From the Metro to the Mountains: Habi in Bontoc
We took the leap of faith -- uprooting ourselves from our comfort zone in the Greater Manila Area to become resident documentarists of Bontoc, Mountain Province -- just this 2016. Two full years after releasing our first full-length documentary film "Walang Rape sa Bontok" ('Bontok, Rapeless' in the international circuit).
And it's one of the most nerve-wracking yet strangely fulfilling decisions we have ever made. The following is a litany of things you need to know before you continue reading from this blogsite.

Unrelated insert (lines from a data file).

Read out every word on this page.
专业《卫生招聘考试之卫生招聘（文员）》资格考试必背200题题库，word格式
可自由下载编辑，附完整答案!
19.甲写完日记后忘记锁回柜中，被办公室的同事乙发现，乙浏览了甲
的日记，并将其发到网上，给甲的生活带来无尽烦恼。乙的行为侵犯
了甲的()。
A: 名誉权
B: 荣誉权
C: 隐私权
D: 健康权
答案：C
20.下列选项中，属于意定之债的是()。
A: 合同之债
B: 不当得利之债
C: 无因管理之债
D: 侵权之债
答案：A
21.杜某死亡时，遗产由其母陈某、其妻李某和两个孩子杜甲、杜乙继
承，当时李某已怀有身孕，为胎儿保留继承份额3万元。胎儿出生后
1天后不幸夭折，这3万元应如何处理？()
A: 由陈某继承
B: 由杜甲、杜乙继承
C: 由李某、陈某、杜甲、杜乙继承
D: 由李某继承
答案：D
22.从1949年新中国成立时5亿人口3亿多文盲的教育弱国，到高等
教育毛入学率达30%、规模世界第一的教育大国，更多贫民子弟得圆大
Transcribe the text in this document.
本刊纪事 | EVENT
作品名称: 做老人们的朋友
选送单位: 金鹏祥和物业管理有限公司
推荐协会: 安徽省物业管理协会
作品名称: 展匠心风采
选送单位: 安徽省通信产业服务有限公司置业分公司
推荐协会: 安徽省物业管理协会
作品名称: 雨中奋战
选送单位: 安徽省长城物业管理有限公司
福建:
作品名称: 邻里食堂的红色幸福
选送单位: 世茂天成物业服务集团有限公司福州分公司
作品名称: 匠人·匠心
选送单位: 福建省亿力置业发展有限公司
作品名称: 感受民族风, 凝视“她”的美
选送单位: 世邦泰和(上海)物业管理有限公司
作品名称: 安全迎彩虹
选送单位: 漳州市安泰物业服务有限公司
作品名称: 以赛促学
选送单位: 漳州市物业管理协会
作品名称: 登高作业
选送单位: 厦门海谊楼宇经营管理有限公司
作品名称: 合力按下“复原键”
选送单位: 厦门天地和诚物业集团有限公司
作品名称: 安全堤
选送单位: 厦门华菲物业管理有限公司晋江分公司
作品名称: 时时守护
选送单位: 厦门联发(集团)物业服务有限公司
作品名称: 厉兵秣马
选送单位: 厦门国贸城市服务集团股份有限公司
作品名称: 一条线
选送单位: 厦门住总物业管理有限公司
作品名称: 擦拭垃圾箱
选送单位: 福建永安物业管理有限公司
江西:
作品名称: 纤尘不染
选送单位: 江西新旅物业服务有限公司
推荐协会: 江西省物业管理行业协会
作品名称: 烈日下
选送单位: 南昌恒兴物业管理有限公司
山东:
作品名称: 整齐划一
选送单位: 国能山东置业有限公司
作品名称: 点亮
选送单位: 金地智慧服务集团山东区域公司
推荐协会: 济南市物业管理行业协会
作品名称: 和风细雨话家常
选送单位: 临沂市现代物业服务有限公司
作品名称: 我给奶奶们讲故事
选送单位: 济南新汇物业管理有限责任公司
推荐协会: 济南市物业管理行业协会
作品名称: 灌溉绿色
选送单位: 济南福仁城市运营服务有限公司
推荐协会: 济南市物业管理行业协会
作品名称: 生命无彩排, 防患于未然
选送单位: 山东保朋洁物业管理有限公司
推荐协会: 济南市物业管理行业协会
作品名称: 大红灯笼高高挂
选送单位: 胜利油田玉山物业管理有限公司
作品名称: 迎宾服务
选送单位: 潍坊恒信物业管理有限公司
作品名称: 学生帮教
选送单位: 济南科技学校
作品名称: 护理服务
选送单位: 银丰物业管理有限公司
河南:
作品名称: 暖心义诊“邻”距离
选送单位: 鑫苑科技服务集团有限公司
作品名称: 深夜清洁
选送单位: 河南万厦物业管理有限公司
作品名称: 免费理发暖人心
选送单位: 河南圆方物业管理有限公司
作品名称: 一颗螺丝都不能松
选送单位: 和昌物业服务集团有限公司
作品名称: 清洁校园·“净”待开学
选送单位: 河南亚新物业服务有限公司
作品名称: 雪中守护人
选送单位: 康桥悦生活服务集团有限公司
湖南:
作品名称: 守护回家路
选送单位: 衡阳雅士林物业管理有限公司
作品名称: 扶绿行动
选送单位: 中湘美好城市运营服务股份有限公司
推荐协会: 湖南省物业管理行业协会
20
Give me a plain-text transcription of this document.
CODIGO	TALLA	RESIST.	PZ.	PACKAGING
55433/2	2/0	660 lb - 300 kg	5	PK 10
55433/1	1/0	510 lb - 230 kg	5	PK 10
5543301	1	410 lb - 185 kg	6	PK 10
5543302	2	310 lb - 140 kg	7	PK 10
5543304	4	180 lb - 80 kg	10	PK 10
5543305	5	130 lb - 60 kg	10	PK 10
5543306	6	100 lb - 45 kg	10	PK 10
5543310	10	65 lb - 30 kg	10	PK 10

First: why. Why move. Why Bontoc.
For a backgrounder, our vision as a media company has been largely shaped by events that ALL happened in the Gran Cordilleras: Lester and I officially becoming a couple in a Batad shoot; videographing our first non-voiceover documentary in Mt. Pulag; completing the Lagawe-Tinoc-Lagawe mountain bike loop; Lester's first tentative steps as a videographer in Lubuagan and Tinglayan; being part of the four-headed prod team for the last shoot leg of "The Woman Behind The Tattoo Artist" in Buscalan and getting inked by Ina Whang-od herself, by her own gentle prodding. Of course, finally, the life-changing five-month immersion and research about the old Bontok generation's rapeless society.
All those added up to our re-education and further Filipinization of our world view.
But we've lived relatively charmed lives before.
Here in Bontoc, by choice, we're left to our own devices: no more instant rescue from ze parents and sibs, nor belly-rubathons with our home dogs and felines. No more well-stocked city markets that run the gamut from oysters to labandera dresses, nor 24-hour convenience store franchises. No more elevators, escalators, beer-below-zero, nor midnight food trips somewhere in seedy Alabang or urine-soaked Quezon City. Thinly-sliced pork chop is a rarity here. Poetry jams and the cinema experience, even rarer.
But by the mountain's grace, we are humbled: we have fresh air, fresh leafies (Watercress and other greens that are organically grown), and DIY jobs have been saving us so far. We have clement mountain trails, well-nourished waterfalls and rice terraces. RICE TERRACES. Salted meat. Great basi and tapey. Shops selling pasiking and a bright red wanes or a green tapis. And an exciting infancy stage for the "fine arts" in the vicinity. For cinema. Central Cordilleran cinema.
No bag-slashers.
We do our own laundry, cook our own food, fix our own machines, compute our own finances, pay our own bills, the non-glamorous greasy stuff, all while tending to a start-up multimedia studio tucked five hours away from mainstream Cordillera. And then suffering anxiety attacks due to crying neighborhood dogs and our still-nonexistent second documentary. And then realizing again that we have clement mountain trails, well-nourished waterfalls and rice terraces. And good neighborhood yogurt. And genuinely good neighbors.
AND NO GODDAMN EDSA/C5 TRAFFIC.
We're not saying we've found nirvana. But Bontoc has sent us kneeling down to our once-proud, balut-fed knees and transforming into our most basic, most grateful, most inspired selves.
In this blog, we're giving you a glimpse of how it is to be slapped silly by fate and then re-calibrated by the indigene example. We're giving you a glimpse of how it is to be a start-up media company composed of cultural half-bloods.
Consider this a tribute to the people and town that rebirthed our identity. Bontoc is currently being pushed and pulled by the old and the new, but perhaps, we have been placed here by fate just in time, to learn from the ways of the Bontok Igorot, and to let us record their fleeting stories. One frame at a time, with somewhat a Bontoc and/or Bontok state of mind.
Welcome to the reborn Habi Collective blog.